What is the greatest threat facing the profession?

The growing authoritarianism of governments. They have less real power to control the economy and win wars, so they are resorting to interference in professional and personal life on the pretext of making things better. In truth they have little idea what they are doing, and they are generally making things worse.

What single change would substantially improve quality of care?

A change of attitude that helped people to realise their own responsibilities and possibilities for their lives. The corresponding change in healthcare professionals would be the realisation that we are there to proffer help and advice when asked, but not to try to control people's lives.

What conflict of interest do you encounter most often?

The conflict between the personal interest of the healthcare worker whose wish to feel good is too dependent on whether the patient gets better (or at least acknowledges that the therapist's understanding of the problem is right). This is often exacerbated by the wish of the patient to get better without changing some of the things that are keeping them in difficulties.

Do you think psychiatry is brainless or mindless?

Neither. I think we have one of the most exciting and challenging fields in the whole of medicine. We are our bodies, including our incredibly complex brains, and we are only starting to understand the software, including the way it works through the interaction of a number of brains/bodies/minds.

How would you entice more medical students into the profession?

Those who are interested in the first place are generally attracted by the psychological conundrums. We must not put them off by dismissing or oversimplifying the psychological.

What is the most important advice you could offer to a new trainee?

Choose your trainer carefully.

What are the main ethical problems that psychiatrists will face in the future?

In the short term it may be the problems of confidentiality and compulsion and our responsibility to our own patients, against the demands of the state, and our genuine responsibilities as citizens of a community under internal and external threats of various kinds.

How would you improve clinical psychiatric training?

Concentrate less on ensuring proficiency with computer presentations and more on understanding the difference between human unhappiness and mental illness.

What single change to mental health legislation would you like to see? At this time my greatest concern is not to make changes but to prevent some of the changes that the current government wants to make, particularly on issues of compulsion, confidentiality and consent.

How should the role of the Royal College of Psychiatrists change?

The Royal College of Pathologists has brought into its membership some scienists who are not medically qualified but add value to the scientific agenda of the College. I sometimes wonder if we could not find a way in which some very capable non-medical psychotherapists and psychologists could similarly add to the academic and clinical strengths of our College without diminishing or diluting the value of our medical traditions and training.

What is the future for psychotherapy in psychiatry training and practice?

Psychotherapy and psychiatry need each other.
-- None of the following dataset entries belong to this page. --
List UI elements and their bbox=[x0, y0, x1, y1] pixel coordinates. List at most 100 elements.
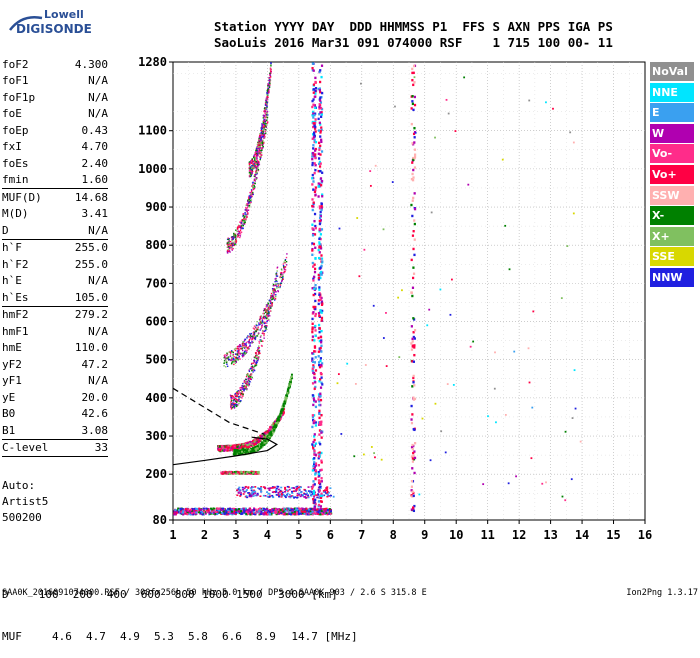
echo-point bbox=[302, 511, 304, 513]
echo-point bbox=[309, 492, 311, 494]
echo-point bbox=[312, 441, 314, 443]
echo-point bbox=[250, 162, 251, 163]
echo-point bbox=[266, 120, 267, 121]
x-tick-label: 8 bbox=[390, 528, 397, 542]
echo-point bbox=[263, 125, 264, 126]
echo-point bbox=[267, 89, 268, 90]
echo-point bbox=[230, 360, 231, 361]
echo-point bbox=[269, 87, 270, 88]
echo-point bbox=[326, 496, 328, 498]
echo-point bbox=[249, 195, 250, 196]
echo-point bbox=[293, 490, 295, 492]
echo-point bbox=[238, 225, 239, 226]
echo-point bbox=[312, 447, 314, 449]
echo-point bbox=[296, 512, 298, 514]
echo-point bbox=[275, 489, 277, 491]
echo-point bbox=[245, 450, 247, 452]
echo-point bbox=[252, 337, 253, 338]
echo-point bbox=[234, 451, 236, 453]
echo-point bbox=[242, 228, 243, 229]
echo-point bbox=[228, 249, 229, 250]
echo-point bbox=[258, 326, 259, 327]
echo-point bbox=[315, 186, 317, 188]
echo-point bbox=[276, 422, 278, 424]
echo-point bbox=[266, 106, 267, 107]
echo-point bbox=[260, 341, 261, 342]
echo-point bbox=[265, 131, 266, 132]
echo-point bbox=[311, 254, 313, 256]
echo-point bbox=[251, 377, 252, 378]
echo-point bbox=[321, 510, 323, 512]
echo-point bbox=[244, 222, 245, 223]
x-tick-label: 5 bbox=[295, 528, 302, 542]
echo-point bbox=[315, 118, 317, 120]
echo-point bbox=[248, 349, 249, 350]
echo-point bbox=[256, 494, 258, 496]
echo-point bbox=[261, 325, 262, 326]
echo-point bbox=[232, 243, 233, 244]
echo-point bbox=[227, 244, 228, 245]
echo-point bbox=[313, 69, 315, 71]
echo-point bbox=[305, 497, 307, 499]
echo-point bbox=[311, 198, 313, 200]
echo-point bbox=[239, 356, 240, 357]
echo-point bbox=[247, 385, 248, 386]
echo-point bbox=[266, 321, 267, 322]
echo-point bbox=[260, 139, 261, 140]
echo-point bbox=[273, 296, 274, 297]
echo-point bbox=[260, 511, 262, 513]
echo-point bbox=[246, 337, 247, 338]
echo-point bbox=[271, 495, 273, 497]
echo-point bbox=[241, 387, 242, 388]
echo-point bbox=[249, 514, 251, 516]
echo-point bbox=[257, 165, 258, 166]
echo-point bbox=[262, 126, 263, 127]
echo-point bbox=[321, 512, 323, 514]
echo-point bbox=[232, 355, 233, 356]
echo-point bbox=[242, 341, 243, 342]
echo-point bbox=[313, 501, 315, 503]
echo-point bbox=[247, 207, 248, 208]
echo-point bbox=[260, 316, 261, 317]
echo-point bbox=[263, 335, 264, 336]
echo-point bbox=[298, 494, 300, 496]
echo-point bbox=[245, 215, 246, 216]
echo-point bbox=[290, 383, 292, 385]
echo-point bbox=[242, 345, 243, 346]
echo-point bbox=[284, 487, 286, 489]
echo-point bbox=[256, 177, 257, 178]
echo-point bbox=[263, 122, 264, 123]
echo-point bbox=[251, 448, 253, 450]
echo-point bbox=[293, 513, 295, 515]
echo-point bbox=[234, 446, 236, 448]
echo-point bbox=[249, 371, 250, 372]
echo-point bbox=[314, 194, 316, 196]
echo-point bbox=[211, 508, 213, 510]
echo-point bbox=[251, 363, 252, 364]
echo-point bbox=[289, 489, 291, 491]
echo-point bbox=[313, 134, 315, 136]
echo-point bbox=[316, 508, 318, 510]
y-tick-label: 200 bbox=[145, 467, 167, 481]
echo-point bbox=[258, 341, 259, 342]
echo-point bbox=[254, 512, 256, 514]
echo-point bbox=[248, 450, 250, 452]
echo-point bbox=[260, 152, 261, 153]
echo-point bbox=[237, 359, 238, 360]
echo-point bbox=[248, 336, 249, 337]
echo-point bbox=[276, 494, 278, 496]
echo-point bbox=[245, 385, 246, 386]
echo-point bbox=[292, 487, 294, 489]
echo-point bbox=[256, 148, 257, 149]
x-tick-label: 13 bbox=[543, 528, 557, 542]
echo-point bbox=[262, 320, 263, 321]
echo-point bbox=[228, 356, 229, 357]
echo-point bbox=[261, 132, 262, 133]
echo-point bbox=[268, 309, 269, 310]
echo-point bbox=[227, 366, 228, 367]
echo-point bbox=[261, 130, 262, 131]
echo-point bbox=[327, 494, 329, 496]
echo-point bbox=[311, 249, 313, 251]
echo-point bbox=[276, 270, 277, 271]
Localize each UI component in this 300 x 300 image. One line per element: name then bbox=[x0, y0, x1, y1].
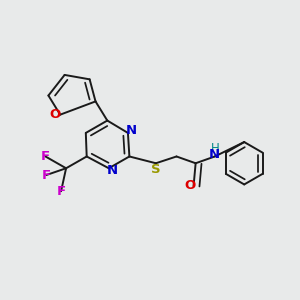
Text: F: F bbox=[42, 169, 51, 182]
Text: N: N bbox=[209, 148, 220, 160]
Text: H: H bbox=[210, 142, 219, 155]
Text: N: N bbox=[126, 124, 137, 137]
Text: O: O bbox=[184, 179, 196, 192]
Text: N: N bbox=[107, 164, 118, 177]
Text: F: F bbox=[56, 185, 66, 198]
Text: F: F bbox=[41, 150, 50, 163]
Text: S: S bbox=[151, 163, 161, 176]
Text: O: O bbox=[49, 108, 61, 121]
Psychiatry without psychotherapy would lose not only much of its therapeutic armamentarium but also a great stimulus to thinking. Psychotherapy without psychiatry will forget the difference between what are appropriate responses to difficult life events and what is mental illness, where the reactions are exaggerated and inappropriate and where medication may be necessary for psychological work to be effective, or in some cases, even possible.
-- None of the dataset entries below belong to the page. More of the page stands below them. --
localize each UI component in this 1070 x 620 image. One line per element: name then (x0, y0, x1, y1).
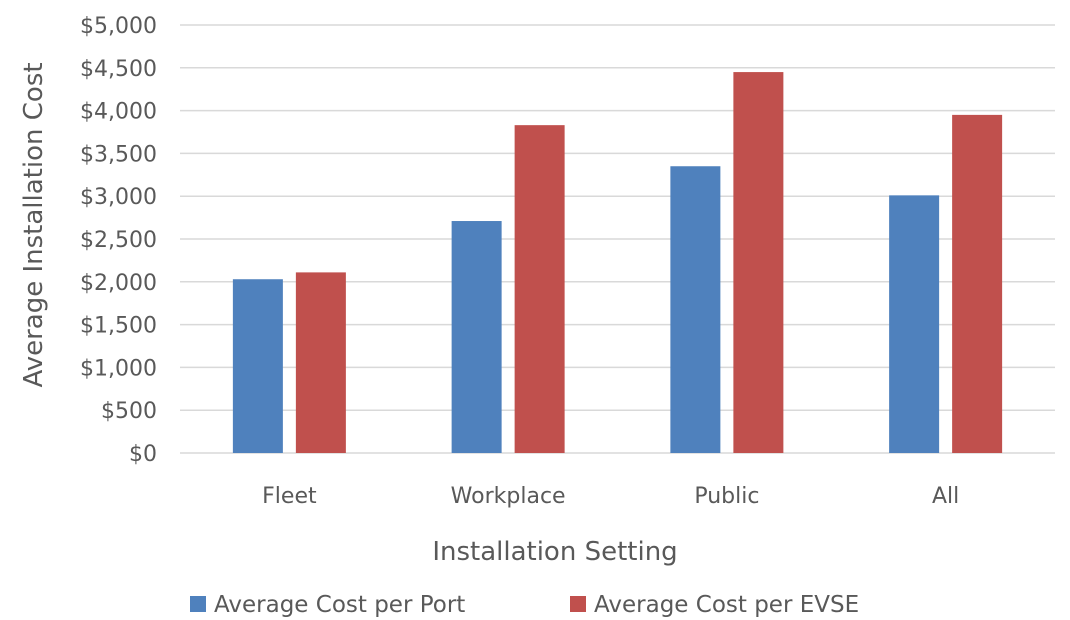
bar-fleet-evse (295, 272, 346, 453)
legend-swatch (570, 596, 586, 612)
y-axis-ticks: $0 $500 $1,000 $1,500 $2,000 $2,500 $3,000 $3,5… (80, 14, 157, 467)
x-tick-label: All (932, 484, 959, 509)
bar-fleet-port (232, 279, 283, 453)
x-tick-label: Public (694, 484, 759, 509)
bars (232, 72, 1003, 454)
y-tick-label: $2,500 (80, 228, 157, 253)
y-tick-label: $4,000 (80, 100, 157, 125)
y-tick-label: $1,000 (80, 356, 157, 381)
y-tick-label: $1,500 (80, 314, 157, 339)
bar-all-port (889, 195, 940, 453)
legend-label: Average Cost per Port (214, 592, 465, 618)
y-tick-label: $4,500 (80, 57, 157, 82)
y-tick-label: $2,000 (80, 271, 157, 296)
x-axis-title: Installation Setting (432, 537, 677, 567)
legend-swatch (190, 596, 206, 612)
x-tick-label: Workplace (451, 484, 566, 509)
y-tick-label: $0 (129, 442, 157, 467)
y-axis-title: Average Installation Cost (19, 62, 49, 387)
y-tick-label: $3,500 (80, 142, 157, 167)
legend-label: Average Cost per EVSE (594, 592, 859, 618)
bar-all-evse (952, 114, 1003, 453)
bar-public-evse (733, 72, 784, 453)
legend: Average Cost per Port Average Cost per EV… (190, 592, 859, 618)
x-tick-label: Fleet (262, 484, 317, 509)
y-tick-label: $500 (101, 399, 157, 424)
y-tick-label: $5,000 (80, 14, 157, 39)
bar-public-port (670, 166, 721, 454)
x-axis-ticks: Fleet Workplace Public All (262, 484, 959, 509)
bar-workplace-port (451, 221, 502, 453)
y-tick-label: $3,000 (80, 185, 157, 210)
bar-workplace-evse (514, 125, 565, 453)
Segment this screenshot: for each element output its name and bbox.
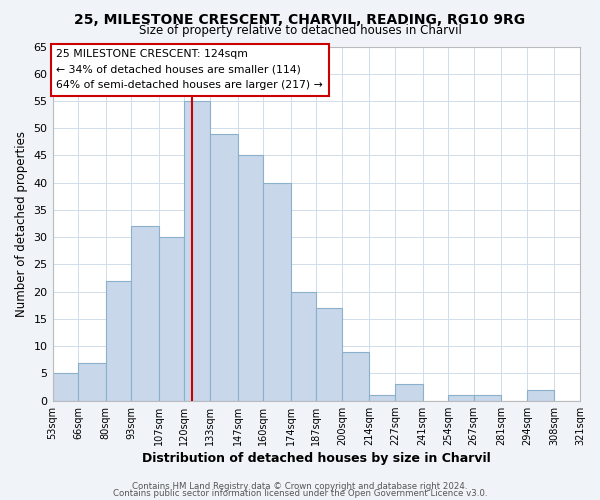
Bar <box>53 374 78 400</box>
Bar <box>78 362 106 401</box>
Bar <box>159 237 184 400</box>
Bar <box>448 395 474 400</box>
Bar <box>316 308 342 400</box>
Bar <box>474 395 501 400</box>
Bar <box>106 281 131 400</box>
Text: 25, MILESTONE CRESCENT, CHARVIL, READING, RG10 9RG: 25, MILESTONE CRESCENT, CHARVIL, READING… <box>74 12 526 26</box>
Text: Contains HM Land Registry data © Crown copyright and database right 2024.: Contains HM Land Registry data © Crown c… <box>132 482 468 491</box>
Bar <box>395 384 422 400</box>
Y-axis label: Number of detached properties: Number of detached properties <box>15 130 28 316</box>
Bar <box>527 390 554 400</box>
Bar <box>238 156 263 400</box>
Bar <box>131 226 159 400</box>
X-axis label: Distribution of detached houses by size in Charvil: Distribution of detached houses by size … <box>142 452 491 465</box>
Bar <box>290 292 316 401</box>
Bar <box>342 352 370 401</box>
Bar <box>184 101 210 400</box>
Bar <box>210 134 238 400</box>
Bar <box>263 182 290 400</box>
Text: Size of property relative to detached houses in Charvil: Size of property relative to detached ho… <box>139 24 461 37</box>
Text: 25 MILESTONE CRESCENT: 124sqm
← 34% of detached houses are smaller (114)
64% of : 25 MILESTONE CRESCENT: 124sqm ← 34% of d… <box>56 49 323 90</box>
Text: Contains public sector information licensed under the Open Government Licence v3: Contains public sector information licen… <box>113 490 487 498</box>
Bar <box>370 395 395 400</box>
What single area of psychiatric research should be given priority?

My own priority would be on how we deal with violence in its various manifestations. We will never get rid of it of course, but we need to understand better what works and what does not in reducing levels of violent behaviour.

What single area of psychiatric practice is most in need of development?

How to give support to consultant psychiatrists who feel embattled and exhausted without adding to their workload. If we do not find a way to do so, we will lose a generation to early retirement with all that means for a drain of experience and expertise, and an adverse message to the next generation.